China’s economic development fell substantially in the second quarter, revealing the massive toll taken by widespread COVID lockdowns and hinting at continued pressure from a bleak global outlook in the coming months.
Friday’s shaky report adds to concerns of a global recession as authorities raise interest rates to combat skyrocketing inflation, putting more strain on consumers and companies around the world already dealing with the effects of the Ukraine war and supply chain disruptions.
Official figures released on Friday indicated that GDP increased by 0.4 percent year on year in the April-June quarter. Except for a 6.9 percent decline in the first quarter of 2020 due to the initial COVID shock, this was the worst performance for the world’s second-largest economy since the data series began in 1992.
It also fell short of the 1.0 percent rise predicted by economists polled by Reuters, and showed a significant deceleration from 4.8 percent growth in the first quarter.
GDP declined 2.6 percent from the previous quarter in the second quarter, contrary to projections for a 1.5 percent fall and a revised 1.4 percent growth in the preceding quarter. In March and April, full or partial lockdowns were enforced in key cities around the country, including the commercial metropolis Shanghai, which saw its GDP shrink by 13.7 percent year on year in the second quarter. In the same quarter, output in Beijing fell 2.9 percent year on year.
While many of those restrictions have already been relaxed, and June statistics showed hints of improvement, economists do not expect the economy to rebound quickly. China maintains its strict zero-COVID policy despite new flare-ups, the country’s housing market is in a severe downturn, and the global outlook is bleak.
The implementation of additional lockdowns in some areas, as well as the emergence of the highly contagious BA.5 variety, has raised fears among companies and customers about a lengthy period of uncertainty.
GDP increased by 2.5 percent year on year in the first half of the year.

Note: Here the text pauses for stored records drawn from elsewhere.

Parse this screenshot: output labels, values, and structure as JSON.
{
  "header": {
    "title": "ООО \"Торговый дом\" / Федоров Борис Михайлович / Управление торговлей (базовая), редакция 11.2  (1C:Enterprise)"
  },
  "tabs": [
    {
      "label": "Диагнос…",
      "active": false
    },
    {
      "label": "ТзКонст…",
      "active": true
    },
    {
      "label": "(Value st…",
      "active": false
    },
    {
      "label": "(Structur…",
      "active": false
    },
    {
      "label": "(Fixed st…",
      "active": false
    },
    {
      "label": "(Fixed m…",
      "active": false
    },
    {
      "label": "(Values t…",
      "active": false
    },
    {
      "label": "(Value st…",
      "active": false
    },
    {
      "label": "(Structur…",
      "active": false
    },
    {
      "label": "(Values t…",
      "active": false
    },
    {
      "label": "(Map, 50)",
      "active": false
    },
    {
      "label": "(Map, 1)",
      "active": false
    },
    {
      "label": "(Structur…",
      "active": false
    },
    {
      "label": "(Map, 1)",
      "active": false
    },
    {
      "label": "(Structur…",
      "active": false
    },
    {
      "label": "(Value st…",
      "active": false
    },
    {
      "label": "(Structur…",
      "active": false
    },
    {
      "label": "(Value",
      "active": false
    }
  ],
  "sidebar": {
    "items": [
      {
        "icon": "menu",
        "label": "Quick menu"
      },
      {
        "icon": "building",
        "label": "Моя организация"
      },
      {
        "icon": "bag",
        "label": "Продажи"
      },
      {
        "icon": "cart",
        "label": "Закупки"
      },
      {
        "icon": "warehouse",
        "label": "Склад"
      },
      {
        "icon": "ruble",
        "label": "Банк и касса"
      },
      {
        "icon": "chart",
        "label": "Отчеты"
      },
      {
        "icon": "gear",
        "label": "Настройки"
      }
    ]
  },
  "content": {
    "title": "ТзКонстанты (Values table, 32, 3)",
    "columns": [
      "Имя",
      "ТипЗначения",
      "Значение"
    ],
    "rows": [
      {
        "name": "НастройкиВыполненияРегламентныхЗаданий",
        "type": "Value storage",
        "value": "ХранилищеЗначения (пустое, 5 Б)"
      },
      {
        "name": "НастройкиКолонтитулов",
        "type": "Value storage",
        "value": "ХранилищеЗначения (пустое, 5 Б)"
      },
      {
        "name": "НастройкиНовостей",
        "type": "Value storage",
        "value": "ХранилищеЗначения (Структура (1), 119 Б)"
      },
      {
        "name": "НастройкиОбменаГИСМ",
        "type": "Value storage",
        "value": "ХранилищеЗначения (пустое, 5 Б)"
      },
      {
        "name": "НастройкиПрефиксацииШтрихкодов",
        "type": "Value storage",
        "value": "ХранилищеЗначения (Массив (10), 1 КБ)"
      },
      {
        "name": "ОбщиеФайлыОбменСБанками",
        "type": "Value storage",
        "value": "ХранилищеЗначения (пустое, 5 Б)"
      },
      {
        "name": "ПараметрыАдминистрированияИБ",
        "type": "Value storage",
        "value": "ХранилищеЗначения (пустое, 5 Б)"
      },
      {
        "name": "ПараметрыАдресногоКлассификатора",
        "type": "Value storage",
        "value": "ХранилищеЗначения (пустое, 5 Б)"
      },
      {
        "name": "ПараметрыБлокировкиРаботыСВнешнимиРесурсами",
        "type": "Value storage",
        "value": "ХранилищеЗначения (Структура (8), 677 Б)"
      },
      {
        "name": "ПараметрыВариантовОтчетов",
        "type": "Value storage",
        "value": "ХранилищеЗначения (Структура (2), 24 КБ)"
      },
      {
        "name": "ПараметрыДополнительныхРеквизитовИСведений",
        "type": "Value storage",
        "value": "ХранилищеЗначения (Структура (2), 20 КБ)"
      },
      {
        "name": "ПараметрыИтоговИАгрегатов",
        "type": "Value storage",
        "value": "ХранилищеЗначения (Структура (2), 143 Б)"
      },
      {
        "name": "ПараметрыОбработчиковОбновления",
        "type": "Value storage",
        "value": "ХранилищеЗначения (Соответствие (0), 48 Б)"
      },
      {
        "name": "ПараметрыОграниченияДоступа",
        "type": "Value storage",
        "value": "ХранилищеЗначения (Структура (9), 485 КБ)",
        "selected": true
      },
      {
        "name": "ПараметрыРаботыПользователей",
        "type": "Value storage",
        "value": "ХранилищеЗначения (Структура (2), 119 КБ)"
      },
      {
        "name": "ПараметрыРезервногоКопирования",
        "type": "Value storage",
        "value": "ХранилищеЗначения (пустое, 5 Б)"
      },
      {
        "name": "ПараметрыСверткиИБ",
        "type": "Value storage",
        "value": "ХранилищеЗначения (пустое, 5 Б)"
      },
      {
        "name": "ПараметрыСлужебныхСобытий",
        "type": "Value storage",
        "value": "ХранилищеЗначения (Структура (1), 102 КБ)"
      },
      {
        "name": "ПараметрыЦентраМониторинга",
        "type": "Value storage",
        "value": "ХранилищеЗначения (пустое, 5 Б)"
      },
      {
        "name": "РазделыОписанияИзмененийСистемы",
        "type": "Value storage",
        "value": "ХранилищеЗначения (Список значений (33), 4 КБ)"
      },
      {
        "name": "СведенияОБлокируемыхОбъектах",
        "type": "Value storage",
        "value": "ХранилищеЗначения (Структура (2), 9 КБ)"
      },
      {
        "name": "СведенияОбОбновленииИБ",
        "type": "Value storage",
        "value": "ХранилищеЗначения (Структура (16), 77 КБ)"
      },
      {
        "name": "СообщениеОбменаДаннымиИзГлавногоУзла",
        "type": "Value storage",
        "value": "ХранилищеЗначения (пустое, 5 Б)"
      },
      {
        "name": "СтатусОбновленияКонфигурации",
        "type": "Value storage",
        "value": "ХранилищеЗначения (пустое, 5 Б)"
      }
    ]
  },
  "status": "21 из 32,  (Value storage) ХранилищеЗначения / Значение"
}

Chinese equities (.CSI300) gained momentarily before falling, as the yuan sank to a 2-month low as a result of the poor GDP data.
China has increased policy assistance for the economy, but economists believe the stated growth target of roughly 5.5 percent for this year would be difficult to meet unless China abandons its stringent zero-COVID policy. According to a Reuters survey, growth will fall to 4% in 2022.
Fixed asset investment, a factor Beijing is banking on to support GDP, increased by a better-than-expected 6.1 percent year on year in the first six months of the year, compared to a 6.2 percent increase in January-May.
Retail sales increased 3.1 percent year on year in June, the fastest gain in four months after authorities lifted a two-month lockdown in Shanghai. Analysts had predicted flat growth following May’s 6.7 percent decrease.